Los fabricantes chinos de vehículos eléctricos crecieron gracias a subsidios, una dura competencia interna y cadenas de suministro ajustadas. Ahora están remodelando mercados desde China hasta Austral

Imagen: TechXplore

China se ha convertido en la fuerza dominante mundial en vehículos eléctricos, liderando tanto las ventas como las exportaciones de vehículos eléctricos y produciendo la mayor parte de las baterías recargables que los alimentan. Entre 2009 y 2022, el gobierno chino proporcionó más de A$41 billion en subsidios y desgravaciones fiscales para apoyar coches, taxis y autobuses eléctricos. Pero el auge de la industria no se basó solo en los subsidios: a lo largo de dos décadas, Pekín también construyó una base manufacturera que recompensa la feroz competencia interna, la producción rápida y la innovación a nivel de empresa.

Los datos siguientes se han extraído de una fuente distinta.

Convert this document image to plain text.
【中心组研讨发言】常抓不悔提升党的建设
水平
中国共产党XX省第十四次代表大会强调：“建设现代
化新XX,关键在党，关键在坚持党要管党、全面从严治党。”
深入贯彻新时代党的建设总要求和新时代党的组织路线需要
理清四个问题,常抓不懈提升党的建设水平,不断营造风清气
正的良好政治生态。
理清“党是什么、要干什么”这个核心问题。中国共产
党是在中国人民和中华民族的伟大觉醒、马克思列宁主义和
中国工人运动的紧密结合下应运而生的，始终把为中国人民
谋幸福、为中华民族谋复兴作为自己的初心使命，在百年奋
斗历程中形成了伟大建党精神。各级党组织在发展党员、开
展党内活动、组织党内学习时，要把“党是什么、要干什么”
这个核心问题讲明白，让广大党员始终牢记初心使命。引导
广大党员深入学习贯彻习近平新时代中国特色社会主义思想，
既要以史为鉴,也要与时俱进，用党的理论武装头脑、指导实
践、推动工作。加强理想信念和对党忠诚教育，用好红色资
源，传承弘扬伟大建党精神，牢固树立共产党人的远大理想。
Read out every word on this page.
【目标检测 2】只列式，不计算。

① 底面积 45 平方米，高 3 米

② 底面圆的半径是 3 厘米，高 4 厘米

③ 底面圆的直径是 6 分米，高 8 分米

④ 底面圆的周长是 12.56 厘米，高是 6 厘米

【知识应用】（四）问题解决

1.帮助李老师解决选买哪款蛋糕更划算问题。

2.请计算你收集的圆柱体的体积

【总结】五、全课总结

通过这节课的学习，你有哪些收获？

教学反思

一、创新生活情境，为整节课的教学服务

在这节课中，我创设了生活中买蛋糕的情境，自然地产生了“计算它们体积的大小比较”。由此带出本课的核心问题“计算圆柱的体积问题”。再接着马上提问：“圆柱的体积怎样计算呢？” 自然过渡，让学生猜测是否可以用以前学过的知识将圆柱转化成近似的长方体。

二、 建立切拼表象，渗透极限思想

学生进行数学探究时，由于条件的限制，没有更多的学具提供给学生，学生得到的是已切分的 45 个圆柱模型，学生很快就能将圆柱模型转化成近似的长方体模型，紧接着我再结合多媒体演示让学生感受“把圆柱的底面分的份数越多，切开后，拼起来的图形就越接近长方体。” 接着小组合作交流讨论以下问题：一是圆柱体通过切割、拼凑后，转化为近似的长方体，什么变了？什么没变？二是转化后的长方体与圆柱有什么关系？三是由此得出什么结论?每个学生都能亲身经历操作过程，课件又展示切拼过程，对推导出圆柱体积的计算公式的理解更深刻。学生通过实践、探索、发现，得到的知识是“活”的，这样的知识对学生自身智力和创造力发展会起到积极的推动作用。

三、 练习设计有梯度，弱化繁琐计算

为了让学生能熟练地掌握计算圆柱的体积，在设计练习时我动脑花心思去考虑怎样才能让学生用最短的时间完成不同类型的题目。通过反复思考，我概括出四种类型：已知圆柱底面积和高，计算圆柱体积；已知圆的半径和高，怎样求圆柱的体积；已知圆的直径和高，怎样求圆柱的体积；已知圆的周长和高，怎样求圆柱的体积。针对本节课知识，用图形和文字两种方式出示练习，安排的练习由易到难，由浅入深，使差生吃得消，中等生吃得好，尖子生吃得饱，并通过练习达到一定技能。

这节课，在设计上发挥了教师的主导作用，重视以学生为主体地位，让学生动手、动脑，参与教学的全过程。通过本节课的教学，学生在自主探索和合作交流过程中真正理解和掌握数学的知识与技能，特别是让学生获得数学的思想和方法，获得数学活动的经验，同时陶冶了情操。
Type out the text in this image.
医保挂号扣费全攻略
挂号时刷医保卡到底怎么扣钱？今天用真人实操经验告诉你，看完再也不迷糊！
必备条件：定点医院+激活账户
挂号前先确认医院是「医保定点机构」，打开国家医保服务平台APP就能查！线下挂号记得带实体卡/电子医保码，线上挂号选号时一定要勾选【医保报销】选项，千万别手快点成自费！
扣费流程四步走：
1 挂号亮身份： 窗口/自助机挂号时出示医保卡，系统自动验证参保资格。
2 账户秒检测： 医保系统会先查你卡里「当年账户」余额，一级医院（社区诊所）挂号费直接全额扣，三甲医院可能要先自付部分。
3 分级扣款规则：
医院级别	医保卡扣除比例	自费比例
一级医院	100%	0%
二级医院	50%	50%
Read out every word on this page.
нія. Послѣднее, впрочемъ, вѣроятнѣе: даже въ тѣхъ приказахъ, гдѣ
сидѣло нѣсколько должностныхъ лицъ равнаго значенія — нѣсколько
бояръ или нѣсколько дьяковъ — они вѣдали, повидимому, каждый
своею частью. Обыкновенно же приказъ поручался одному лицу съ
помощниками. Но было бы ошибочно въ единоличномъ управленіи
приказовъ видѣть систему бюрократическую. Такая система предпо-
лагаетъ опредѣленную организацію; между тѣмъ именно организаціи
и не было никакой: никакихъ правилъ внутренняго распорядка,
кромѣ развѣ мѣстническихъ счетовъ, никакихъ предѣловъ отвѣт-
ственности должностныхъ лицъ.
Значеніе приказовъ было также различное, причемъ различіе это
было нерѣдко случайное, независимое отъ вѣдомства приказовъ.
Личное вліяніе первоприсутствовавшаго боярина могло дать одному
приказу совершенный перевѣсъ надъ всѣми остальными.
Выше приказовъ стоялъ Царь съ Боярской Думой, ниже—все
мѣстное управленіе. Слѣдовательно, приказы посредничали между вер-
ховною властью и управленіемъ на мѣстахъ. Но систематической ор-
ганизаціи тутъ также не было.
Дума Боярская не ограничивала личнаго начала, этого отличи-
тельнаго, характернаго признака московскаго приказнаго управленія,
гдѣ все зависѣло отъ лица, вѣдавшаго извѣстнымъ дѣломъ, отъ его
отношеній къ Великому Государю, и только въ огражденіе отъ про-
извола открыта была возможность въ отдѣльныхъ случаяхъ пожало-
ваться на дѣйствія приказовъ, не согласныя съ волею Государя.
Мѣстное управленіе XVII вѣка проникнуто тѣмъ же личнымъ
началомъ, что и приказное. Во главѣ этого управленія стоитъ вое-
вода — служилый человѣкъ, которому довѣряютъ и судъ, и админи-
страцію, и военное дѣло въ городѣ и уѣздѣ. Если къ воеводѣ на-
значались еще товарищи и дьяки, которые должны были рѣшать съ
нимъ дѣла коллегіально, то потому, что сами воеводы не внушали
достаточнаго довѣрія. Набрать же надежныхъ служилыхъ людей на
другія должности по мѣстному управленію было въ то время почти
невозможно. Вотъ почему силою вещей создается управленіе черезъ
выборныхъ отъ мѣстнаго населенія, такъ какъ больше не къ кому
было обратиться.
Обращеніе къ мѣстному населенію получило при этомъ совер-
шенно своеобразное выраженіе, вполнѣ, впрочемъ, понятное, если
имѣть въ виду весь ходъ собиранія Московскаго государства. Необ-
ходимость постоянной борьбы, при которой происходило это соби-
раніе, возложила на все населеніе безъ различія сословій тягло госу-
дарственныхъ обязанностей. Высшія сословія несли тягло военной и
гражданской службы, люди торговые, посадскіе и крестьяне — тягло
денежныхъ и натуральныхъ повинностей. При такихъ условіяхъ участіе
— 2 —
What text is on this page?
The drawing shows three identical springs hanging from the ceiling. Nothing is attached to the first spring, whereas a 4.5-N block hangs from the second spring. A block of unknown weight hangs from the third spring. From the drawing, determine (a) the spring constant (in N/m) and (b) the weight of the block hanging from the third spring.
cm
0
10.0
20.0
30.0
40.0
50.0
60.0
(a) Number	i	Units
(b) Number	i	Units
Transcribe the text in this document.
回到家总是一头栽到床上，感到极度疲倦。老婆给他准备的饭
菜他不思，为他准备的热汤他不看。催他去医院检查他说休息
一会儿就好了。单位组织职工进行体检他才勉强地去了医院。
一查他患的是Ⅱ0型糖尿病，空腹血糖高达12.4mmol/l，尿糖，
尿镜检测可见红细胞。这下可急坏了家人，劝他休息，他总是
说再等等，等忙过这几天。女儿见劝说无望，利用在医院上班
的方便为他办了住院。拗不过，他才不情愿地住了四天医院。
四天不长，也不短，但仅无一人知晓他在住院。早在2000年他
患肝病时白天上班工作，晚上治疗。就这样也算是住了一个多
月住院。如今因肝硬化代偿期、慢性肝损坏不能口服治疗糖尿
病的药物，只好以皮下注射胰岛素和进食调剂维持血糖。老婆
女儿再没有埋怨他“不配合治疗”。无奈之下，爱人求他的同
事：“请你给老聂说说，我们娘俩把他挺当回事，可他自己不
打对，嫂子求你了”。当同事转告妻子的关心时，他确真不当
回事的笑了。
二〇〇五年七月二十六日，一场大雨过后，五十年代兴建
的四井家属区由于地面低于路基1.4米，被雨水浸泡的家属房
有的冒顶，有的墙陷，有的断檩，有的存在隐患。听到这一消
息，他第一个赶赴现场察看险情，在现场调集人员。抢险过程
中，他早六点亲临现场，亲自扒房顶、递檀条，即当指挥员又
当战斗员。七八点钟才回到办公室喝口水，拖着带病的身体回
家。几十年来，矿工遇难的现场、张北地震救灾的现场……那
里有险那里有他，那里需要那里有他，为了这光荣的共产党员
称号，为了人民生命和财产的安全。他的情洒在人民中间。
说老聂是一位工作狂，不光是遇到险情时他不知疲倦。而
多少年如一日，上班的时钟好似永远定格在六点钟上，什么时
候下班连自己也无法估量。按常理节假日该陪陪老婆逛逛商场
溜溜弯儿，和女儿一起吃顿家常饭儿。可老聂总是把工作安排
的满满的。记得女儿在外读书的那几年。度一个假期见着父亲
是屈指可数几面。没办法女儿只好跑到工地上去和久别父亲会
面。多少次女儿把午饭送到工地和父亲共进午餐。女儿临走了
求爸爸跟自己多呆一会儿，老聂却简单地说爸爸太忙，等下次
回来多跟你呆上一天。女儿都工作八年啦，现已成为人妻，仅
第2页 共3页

El impulso de China hacia los vehículos eléctricos persigue varios objetivos a la vez. Reduce la dependencia del petróleo importado de países como Irán, Rusia y Venezuela, y ayuda a China a desafiar a potencias automovilísticas consolidadas como Alemania, Japón y EE. UU. Esos objetivos se integraron en una estrategia nacional de descarbonización en septiembre de 2020.

Para 2025, más de la mitad de los coches nuevos vendidos en China eran vehículos eléctricos. Los vehículos fabricados en China también están ganando terreno en el exterior. En el Reino Unido, los vehículos eléctricos representaron más del 30% de las ventas de coches nuevos en 2025. En Noruega, supusieron más del 95% del total de ventas de automóviles ese año. EE. UU. siguió rezagado con solo un 10%, a pesar de utilizar aranceles para bloquear los vehículos eléctricos chinos.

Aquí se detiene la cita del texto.